А как тут не приуныть! Похоже на то, что никто здесь не верит тем оценкам, которые мы ценой многолетнего труда получили на госэкзаменах при выпуске из училища. Вот и сидим, как птенчики, в классе, и нам тошно глядеть на стены, увешанные чертежами, схемами, таблицами и рисунками. «Подъемная сила крыла… Лобовое сопротивление крыла… Зависимость коэффициента лобового сопротивления от угла атаки… Аэродинамическая нагрузка крыла…» Все это нам осточертело еще в училище. А тут — очередная новость: с нами в качестве преподавателей отныне будут заниматься офицеры эскадрильи. Майор Филатов, кажется, усомнился и в том, что мы можем штудировать учебники самостоятельно.
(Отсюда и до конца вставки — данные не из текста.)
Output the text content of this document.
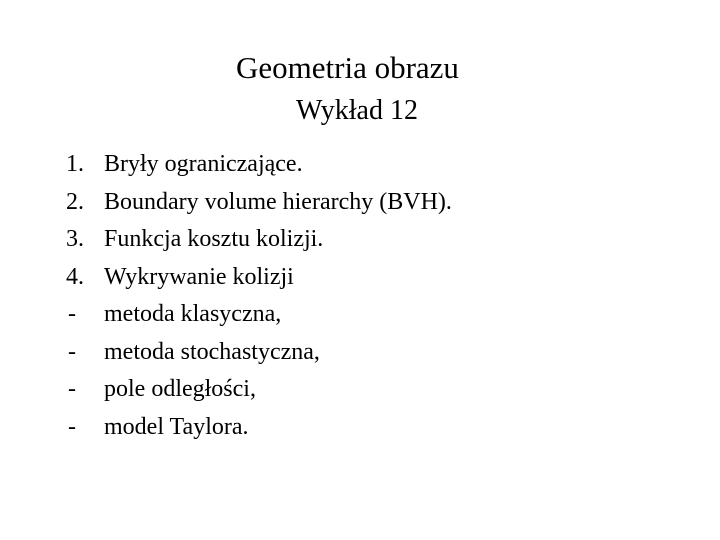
Geometria obrazu
Wykład 12
1. Bryły ograniczające.
2. Boundary volume hierarchy (BVH).
3. Funkcja kosztu kolizji.
4. Wykrywanie kolizji
- metoda klasyczna,
- metoda stochastyczna,
- pole odległości,
- model Taylora.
Ну что ж, сидим, ждем преподавателя. Большая группа летчиков убыла из Крымды на завод — за новыми самолетами. Кто же придет к нам в класс? Вроде бы и некому. Даже Карпущенко временно заменяет одного из командиров звеньев. И вдруг — вот он, здрасьте, давно не встречались! Необыкновенно бравый и улыбчивый:
— Врио кэ-зэ старший лейтенант Карпущенко! Мы поднялись из-за столов вразвалку и, разумеется, без особой радости. А ему-то что?
— Второй день звеном командую. Занят — во! А тут еще вас навесили…
И сел на преподавательское место в этакой горделивой, чуть небрежной позе, как и подобает видавшему виды пилотяге в кругу желторотых подлетков. Еще бы! Он же теперь как бог — един в трех лицах: летчик-инструктор, преподаватель да еще и «врио кэ-зэ»!
Валька чуть слышно пробубнил:
— Растет «комкор». Растет…
— Раз-го-воррчики!
И повело, и поехало.
Для начала наш новоявленный педагог внушительно потряс довольно объемистой книжицей в твердой голубой обложке и многозначительно изрек:
— Мотайте на ус, это — НПП. Наставление по производству полетов. Учтите, один экземпляр на всю эскадрилью выдан, так что в руки не получите. Тем более, что это сугубо служебное. Потому слушайте внимательно, чтоб на зачетах пузыри не пускать! Бросать спасательные круги не в моих правилах. И вообще НПП есть НПП, его надо читать и перечитывать, как: молитвенник.
— Понятно, — кивнул Валентин. — Один день без НПП — бесполезно прожитый день.
Учуяв подвох, Карпущенко осадил нашего острослова:
— Поменьше болтайте, лейтенант Пономарев! — и глухо хлопнул ладонью по столу: — Предупреждаю, сам отродясь перед командиром звена фортелей не выкидывал и перед собой не позволю! Дело, и только дело. Одним словом, цацкаться с вами не намерен. Понятно?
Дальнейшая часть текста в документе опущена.